S&P Indices
May 19, 2011
David M. Blitzer, Chairman of the Index Committee at Standard & Poor’s:
“If you look over the last year or so of data, it is apparent that the rates of increase in health care costs continue to slow down. While there was some volatility within months, the general trend has been a slowdown across all nine of the indices we publish. Most of the annual growth rates peaked in the late winter/early spring of 2010. Since then, most of these rates have fallen by 2 percentage points or more. The biggest slowdown has come from the Hospital Medicare Index, where the annual growth rate fell from +8.30% in August 2009 to +1.18% in March 2011. On the other hand, we have not seen an equal trend for the Hospital Commercial Index, where the annual growth rate peaked at +9.36% in May 2010, and is still reporting a healthy +8.36% as of March 2011. This phenomenon could be the possible result of two things: (1) costs for Medicare patients are being better contained than those covered under commercial insurance plans and (2) hospitals are using more procedures and services covered under commercial plans, contributing to the increase in total costs. We see a similar differential across the Professional Services Indices, but not as severe.”
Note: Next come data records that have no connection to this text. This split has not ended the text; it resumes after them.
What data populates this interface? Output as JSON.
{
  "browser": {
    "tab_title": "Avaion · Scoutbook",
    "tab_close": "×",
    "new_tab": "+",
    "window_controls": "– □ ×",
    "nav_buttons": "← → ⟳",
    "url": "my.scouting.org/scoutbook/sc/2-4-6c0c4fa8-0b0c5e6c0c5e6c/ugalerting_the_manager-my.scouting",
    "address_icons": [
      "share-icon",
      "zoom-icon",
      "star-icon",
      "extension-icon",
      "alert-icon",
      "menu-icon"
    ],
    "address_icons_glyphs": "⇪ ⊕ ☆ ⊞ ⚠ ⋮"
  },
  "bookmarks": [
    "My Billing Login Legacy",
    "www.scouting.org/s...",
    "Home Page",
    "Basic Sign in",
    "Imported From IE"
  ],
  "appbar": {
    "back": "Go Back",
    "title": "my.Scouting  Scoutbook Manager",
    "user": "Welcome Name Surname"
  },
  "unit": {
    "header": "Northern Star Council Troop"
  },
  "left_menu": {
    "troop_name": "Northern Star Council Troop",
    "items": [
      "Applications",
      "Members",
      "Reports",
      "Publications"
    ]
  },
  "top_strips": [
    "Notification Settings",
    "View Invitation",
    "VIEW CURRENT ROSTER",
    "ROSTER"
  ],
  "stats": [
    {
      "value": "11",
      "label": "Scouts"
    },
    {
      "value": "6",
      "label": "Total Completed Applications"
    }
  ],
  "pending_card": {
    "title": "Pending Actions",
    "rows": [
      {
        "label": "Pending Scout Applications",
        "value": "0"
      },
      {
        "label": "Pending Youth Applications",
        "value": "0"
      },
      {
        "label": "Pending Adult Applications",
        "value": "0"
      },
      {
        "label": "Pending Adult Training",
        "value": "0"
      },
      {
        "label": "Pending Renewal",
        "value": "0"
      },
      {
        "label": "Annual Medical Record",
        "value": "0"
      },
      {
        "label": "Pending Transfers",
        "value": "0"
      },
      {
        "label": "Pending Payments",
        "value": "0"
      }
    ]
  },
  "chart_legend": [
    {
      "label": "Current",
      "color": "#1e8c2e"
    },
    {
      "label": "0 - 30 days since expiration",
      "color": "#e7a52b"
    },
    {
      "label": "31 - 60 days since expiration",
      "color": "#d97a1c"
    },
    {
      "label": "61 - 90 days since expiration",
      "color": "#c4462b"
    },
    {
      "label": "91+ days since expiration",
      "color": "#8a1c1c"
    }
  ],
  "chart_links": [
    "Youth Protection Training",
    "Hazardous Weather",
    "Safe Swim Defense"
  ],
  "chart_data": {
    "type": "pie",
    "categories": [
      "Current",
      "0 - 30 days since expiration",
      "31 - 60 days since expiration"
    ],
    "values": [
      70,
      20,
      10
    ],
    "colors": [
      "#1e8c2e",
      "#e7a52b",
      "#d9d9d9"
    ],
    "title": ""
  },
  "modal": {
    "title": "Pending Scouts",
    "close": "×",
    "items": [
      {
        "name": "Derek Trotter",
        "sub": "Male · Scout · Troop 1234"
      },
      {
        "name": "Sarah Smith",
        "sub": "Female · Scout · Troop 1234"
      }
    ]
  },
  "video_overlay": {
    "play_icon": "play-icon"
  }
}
For the past several years, the trend of medical costs funded by commercial insurance plans is significantly greater than those funded by Medicare.
Click on this link for two graphs dramatically demonstrating these differences:
http://www.standardandpoors.com/servlet/BlobServer?blobheadername3=MDT-Type&blobcol=urldocumentfile&blobtable=SPComSecureDocument&blobheadervalue2=inline%3B+filename%3Ddownload.pdf&blobheadername2=Content-Disposition&blobheadervalue1=application%2Fpdf&blobkey=id&blobheadername1=content-type&blobwhere=1245305077461&blobheadervalue3=abinary%3B+charset%3DUTF-8&blobnocache=true
Comment:
By Don McCanne, MD
We frequently see reports that attempt to explain away the findings that medical costs funded by private commercial insurance plans are significantly greater than those funded by Medicare. This report from Standard and Poor’s leaves absolutely no doubt that the difference is not only real, but it is very significant.
Just to show how different the people on Wall Street think, the Hospital Commercial Index is reported as “a healthy +8.36% as of March 2011.” Leave it to Wall Street gurus to declare that extremely high private sector (commercially insured) health care cost increases are “healthy.” You would think that businesses paying commercial rates rather than Medicare rates would take notice.